É insensato, mas pouco importa tudo o que se fez.
Dilma Rousseff passou quatro anos sob ataque. Suas características, digamos, menos flexíveis que as de seu antecessor e criador, não foram perdoadas.
Do outro lado, até os garimpeiros do Acre sabem que bancos não param de bamburrar. Mas não é a presença de uma das acionistas do Itaú como coordenadora de campanha, o maior problema da candidatura Marina Silva, que foi aos céus como novidade, mas logo no dia seguinte ao lançamento de seu programa de governo despencou na realidade.
A política como ela realmente é trouxe a candidata de volta à terra e, junto com ela, os constrangedores retoques públicos a seu programa de governo, frutos da pressão de um pastor da igreja evangélica naquilo que pode se considerar o primeiro gol a favor do criacionismo, do fundamentalismo. E isso, para suas pretensões, pode ter sido fatal.
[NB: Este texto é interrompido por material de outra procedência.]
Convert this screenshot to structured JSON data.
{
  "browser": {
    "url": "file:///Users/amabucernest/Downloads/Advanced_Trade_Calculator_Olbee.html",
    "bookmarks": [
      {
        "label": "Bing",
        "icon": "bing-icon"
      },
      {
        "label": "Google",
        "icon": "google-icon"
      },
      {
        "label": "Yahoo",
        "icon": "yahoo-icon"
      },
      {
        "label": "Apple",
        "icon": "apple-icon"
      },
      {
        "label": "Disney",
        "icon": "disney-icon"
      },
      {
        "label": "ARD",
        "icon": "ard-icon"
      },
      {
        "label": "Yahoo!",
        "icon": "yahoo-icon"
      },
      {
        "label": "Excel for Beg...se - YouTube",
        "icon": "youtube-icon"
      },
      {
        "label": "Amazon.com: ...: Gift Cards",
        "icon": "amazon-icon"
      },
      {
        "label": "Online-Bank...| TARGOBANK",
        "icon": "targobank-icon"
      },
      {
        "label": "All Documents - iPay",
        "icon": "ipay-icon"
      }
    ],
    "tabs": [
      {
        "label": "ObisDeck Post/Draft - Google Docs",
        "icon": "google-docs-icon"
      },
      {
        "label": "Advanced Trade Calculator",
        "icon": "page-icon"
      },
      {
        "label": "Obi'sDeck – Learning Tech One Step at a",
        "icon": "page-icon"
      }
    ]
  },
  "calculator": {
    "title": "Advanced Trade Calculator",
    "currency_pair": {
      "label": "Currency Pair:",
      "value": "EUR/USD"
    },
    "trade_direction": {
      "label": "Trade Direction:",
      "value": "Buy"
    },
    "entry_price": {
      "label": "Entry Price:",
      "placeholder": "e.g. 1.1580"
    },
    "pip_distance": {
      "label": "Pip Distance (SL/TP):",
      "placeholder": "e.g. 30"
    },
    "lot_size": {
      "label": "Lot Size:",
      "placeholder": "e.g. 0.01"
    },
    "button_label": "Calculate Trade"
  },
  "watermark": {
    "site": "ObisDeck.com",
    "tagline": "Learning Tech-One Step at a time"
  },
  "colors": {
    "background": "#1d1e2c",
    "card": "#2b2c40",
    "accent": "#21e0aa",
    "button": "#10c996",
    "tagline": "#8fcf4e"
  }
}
E quanto à sua coordenadora de campanha, Neca Setubal, mais que banqueira ela é, sim, como disse sua candidata, uma socióloga, uma educadora. Formada em Ciências Sociais pela USP, Neca é doutora em Psicologia da Educação pela PUC e autora de dez livros, entre eles Terra Paulista, que ganhou o prêmio Jabuti na categoria Melhor Livro Didático, em 2005. Está à frente do CENPEC (Centro de Estudos e Pesquisas em Educação, Cultura e Ação Comunitária), criado e respeitado há 25 anos na área de educação.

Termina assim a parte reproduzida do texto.